Jay Z reste aujourd’hui un des plus prolifiques rapeurs US le de son temps.
11ème album studio d’une carrière débutée en 1996, ce BluePrint 3 fait suite au mal aimé Blueprint sorti en 2002 et réédité en 2003. La discographie récente de l’ami Shawn Carter laissait envisager un nouvel album de plomb: Kingdom Come et American Gangster, excellents albums au demeurant, brillaient par leur noirceur , l’un privillégiant le chao anti bush, l’autre le retour aux sonorités des années 60. Cet énième opus se veut résolument ludique. Boucles passées au peigne fin, espace sonore rempli comme un oeuf, percussions entre R’N'B et rythmes afro, on en prend plein les oreilles sans jamais se plaindre. Un mélange plutôt luxuriant et riche qui oublie l’Autotune mis ici ironiquement -mais en partie seulement- de côté (Forever Young, Run this Town…).

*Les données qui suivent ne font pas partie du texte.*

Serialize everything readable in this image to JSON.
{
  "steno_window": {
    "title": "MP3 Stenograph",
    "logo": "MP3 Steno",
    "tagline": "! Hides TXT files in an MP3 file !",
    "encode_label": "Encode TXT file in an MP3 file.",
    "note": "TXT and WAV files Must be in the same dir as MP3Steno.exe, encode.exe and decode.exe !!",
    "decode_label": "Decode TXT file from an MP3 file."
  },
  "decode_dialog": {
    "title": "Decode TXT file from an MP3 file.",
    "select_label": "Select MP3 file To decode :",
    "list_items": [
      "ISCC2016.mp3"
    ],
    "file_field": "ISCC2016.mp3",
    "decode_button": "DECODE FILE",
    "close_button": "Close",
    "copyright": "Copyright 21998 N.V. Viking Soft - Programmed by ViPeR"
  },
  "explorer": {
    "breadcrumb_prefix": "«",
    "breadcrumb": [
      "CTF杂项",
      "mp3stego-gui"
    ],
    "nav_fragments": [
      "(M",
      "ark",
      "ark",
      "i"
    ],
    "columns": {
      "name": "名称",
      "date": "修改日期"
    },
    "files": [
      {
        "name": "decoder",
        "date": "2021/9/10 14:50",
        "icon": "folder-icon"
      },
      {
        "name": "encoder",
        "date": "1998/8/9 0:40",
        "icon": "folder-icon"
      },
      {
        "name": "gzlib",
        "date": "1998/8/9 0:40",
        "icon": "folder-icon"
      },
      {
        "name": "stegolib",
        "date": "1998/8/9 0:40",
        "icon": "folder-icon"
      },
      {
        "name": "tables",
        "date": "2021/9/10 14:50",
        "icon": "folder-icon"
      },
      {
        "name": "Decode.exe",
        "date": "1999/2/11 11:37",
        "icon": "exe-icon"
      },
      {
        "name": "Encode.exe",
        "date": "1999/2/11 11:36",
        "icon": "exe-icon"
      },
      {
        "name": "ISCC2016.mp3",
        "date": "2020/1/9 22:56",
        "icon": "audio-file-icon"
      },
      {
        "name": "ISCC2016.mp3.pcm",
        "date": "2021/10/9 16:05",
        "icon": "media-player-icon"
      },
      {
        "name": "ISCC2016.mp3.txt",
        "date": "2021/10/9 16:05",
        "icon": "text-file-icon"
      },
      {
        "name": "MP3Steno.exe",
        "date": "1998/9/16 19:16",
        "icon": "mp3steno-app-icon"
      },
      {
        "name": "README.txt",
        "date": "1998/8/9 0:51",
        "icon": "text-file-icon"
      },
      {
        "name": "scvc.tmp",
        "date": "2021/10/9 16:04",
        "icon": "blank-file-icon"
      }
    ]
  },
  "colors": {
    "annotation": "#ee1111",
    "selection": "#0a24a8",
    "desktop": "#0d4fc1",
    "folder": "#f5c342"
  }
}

La liste des invités longue comme le menu dans un grand restaurant convie la crème du showbizz pour des participations au final plutôt secondaires mais révélatrices d’un album qui entrevoit de nouveau la lumière. Pharell, Rihanna, Alicia Keys, Luke Steel, ou encore J.Cole, on regrettera seulement l’absence des très attendus et annoncés MGMT visiblement non retenus. Qu’à cela ne tienne, le dynamique Jay Z mystifie son monde, et persiste à ne laisser que très peu d’espace à la concurrence . Un flow coup de poing qui en fait depuis près de 15 ans un des meilleurs toute catégorie confondue et qui s’offre la victoire sur un plateau, en équipe et par chao, dans un tournoi décidément en manque d’adversaires.